Conclusions and Implications

This study uncovered a unique dependency on nucleotide biosynthesis in MRT, providing a novel therapeutic target for these aggressive pediatric tumors. Methotrexate (MTX), an already-approved clinical drug, displayed strong potential as a treatment option, raising the possibility of integrating it into existing regimens to improve patient survival. Additionally, Bay-2402234, with its high metabolic specificity, offers an alternative candidate with potentially better safety profiles.


Key Highlights and Contributions

  1. Identification of Metabolic Vulnerabilities
    This study is among the first to precisely map the metabolic landscape of pediatric solid tumors, identifying nucleotide dependence as a critical vulnerability in MRT.

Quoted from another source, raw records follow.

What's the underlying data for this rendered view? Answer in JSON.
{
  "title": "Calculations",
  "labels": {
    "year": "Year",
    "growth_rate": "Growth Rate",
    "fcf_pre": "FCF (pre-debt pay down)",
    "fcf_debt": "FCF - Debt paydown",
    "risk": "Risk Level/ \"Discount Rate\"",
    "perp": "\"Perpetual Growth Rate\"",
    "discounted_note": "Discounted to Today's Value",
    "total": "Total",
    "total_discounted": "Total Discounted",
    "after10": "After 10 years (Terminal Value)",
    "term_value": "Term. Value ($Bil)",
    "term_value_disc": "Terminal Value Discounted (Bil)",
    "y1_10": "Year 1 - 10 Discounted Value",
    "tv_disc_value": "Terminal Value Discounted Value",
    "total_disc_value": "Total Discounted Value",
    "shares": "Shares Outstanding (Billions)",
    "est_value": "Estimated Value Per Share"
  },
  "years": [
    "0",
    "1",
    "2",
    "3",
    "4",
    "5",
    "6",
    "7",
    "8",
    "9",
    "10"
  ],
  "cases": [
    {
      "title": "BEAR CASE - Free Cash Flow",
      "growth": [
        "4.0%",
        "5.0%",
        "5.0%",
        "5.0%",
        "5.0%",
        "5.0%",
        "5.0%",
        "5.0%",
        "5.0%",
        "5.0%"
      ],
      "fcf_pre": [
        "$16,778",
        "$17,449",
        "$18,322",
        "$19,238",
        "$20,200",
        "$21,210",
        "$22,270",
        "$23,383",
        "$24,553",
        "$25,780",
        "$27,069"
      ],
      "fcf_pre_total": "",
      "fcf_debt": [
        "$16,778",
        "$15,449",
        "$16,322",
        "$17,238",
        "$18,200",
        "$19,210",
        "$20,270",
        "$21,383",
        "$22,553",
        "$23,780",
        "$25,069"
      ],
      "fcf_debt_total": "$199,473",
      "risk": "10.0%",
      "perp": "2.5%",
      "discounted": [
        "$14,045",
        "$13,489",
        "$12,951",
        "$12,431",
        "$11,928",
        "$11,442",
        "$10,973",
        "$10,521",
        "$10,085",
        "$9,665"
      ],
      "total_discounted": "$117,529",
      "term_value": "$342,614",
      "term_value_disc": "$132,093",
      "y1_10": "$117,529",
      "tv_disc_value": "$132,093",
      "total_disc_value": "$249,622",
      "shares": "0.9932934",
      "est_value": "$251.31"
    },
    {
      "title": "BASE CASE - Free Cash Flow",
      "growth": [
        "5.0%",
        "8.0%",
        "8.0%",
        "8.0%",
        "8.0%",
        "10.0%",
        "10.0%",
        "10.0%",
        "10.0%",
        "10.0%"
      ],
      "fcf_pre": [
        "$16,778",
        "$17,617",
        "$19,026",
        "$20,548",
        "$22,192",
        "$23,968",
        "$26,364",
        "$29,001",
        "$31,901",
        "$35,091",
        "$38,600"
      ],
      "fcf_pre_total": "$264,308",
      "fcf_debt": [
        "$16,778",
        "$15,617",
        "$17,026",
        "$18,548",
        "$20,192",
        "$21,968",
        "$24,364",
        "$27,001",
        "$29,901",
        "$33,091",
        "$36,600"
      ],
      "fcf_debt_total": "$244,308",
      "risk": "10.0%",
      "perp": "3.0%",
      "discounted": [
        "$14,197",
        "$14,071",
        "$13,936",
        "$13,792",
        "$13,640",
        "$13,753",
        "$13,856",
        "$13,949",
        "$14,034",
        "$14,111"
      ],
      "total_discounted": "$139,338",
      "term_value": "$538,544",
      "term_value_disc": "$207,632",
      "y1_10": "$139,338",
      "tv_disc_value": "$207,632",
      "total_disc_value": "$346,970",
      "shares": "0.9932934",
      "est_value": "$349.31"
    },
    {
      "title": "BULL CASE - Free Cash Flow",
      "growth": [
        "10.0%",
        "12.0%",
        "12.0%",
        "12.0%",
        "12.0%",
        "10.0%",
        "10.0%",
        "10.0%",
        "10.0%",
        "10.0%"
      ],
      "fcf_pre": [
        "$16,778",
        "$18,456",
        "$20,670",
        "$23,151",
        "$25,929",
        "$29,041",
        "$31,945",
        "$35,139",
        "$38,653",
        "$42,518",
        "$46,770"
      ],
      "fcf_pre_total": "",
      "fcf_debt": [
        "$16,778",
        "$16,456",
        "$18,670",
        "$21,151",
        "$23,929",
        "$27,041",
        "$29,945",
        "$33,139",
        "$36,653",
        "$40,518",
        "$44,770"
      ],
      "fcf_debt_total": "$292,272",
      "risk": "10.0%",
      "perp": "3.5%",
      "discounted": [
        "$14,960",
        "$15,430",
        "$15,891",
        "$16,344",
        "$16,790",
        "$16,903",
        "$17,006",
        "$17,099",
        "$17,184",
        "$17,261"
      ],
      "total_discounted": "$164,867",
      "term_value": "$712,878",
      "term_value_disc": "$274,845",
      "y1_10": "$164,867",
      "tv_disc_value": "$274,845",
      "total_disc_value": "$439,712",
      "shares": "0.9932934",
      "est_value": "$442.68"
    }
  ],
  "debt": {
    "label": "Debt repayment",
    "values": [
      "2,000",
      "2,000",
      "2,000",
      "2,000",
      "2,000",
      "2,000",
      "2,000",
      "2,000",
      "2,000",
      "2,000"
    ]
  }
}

  2. Validation of Drug Efficacy
    The study highlights the potential of MTX and Bay in targeting purine and pyrimidine synthesis pathways, supporting their utility in precision oncology.

  3. Clinical Translational Prospects
    With strong in vivo validation and pre-existing clinical safety data for these drugs, the study opens pathways for their potential application in treating fatal pediatric tumors.


Limitations and Future Directions

The study acknowledged that the efficacy of MTX may be reduced when exogenous nucleotide supply is sufficient, emphasizing the need for future validations under physiological nutrient concentrations. Additionally, further research into combination therapies and resistance mechanisms is warranted. Overall, this research paves the way for deeper insights and innovative treatments for pediatric cancers.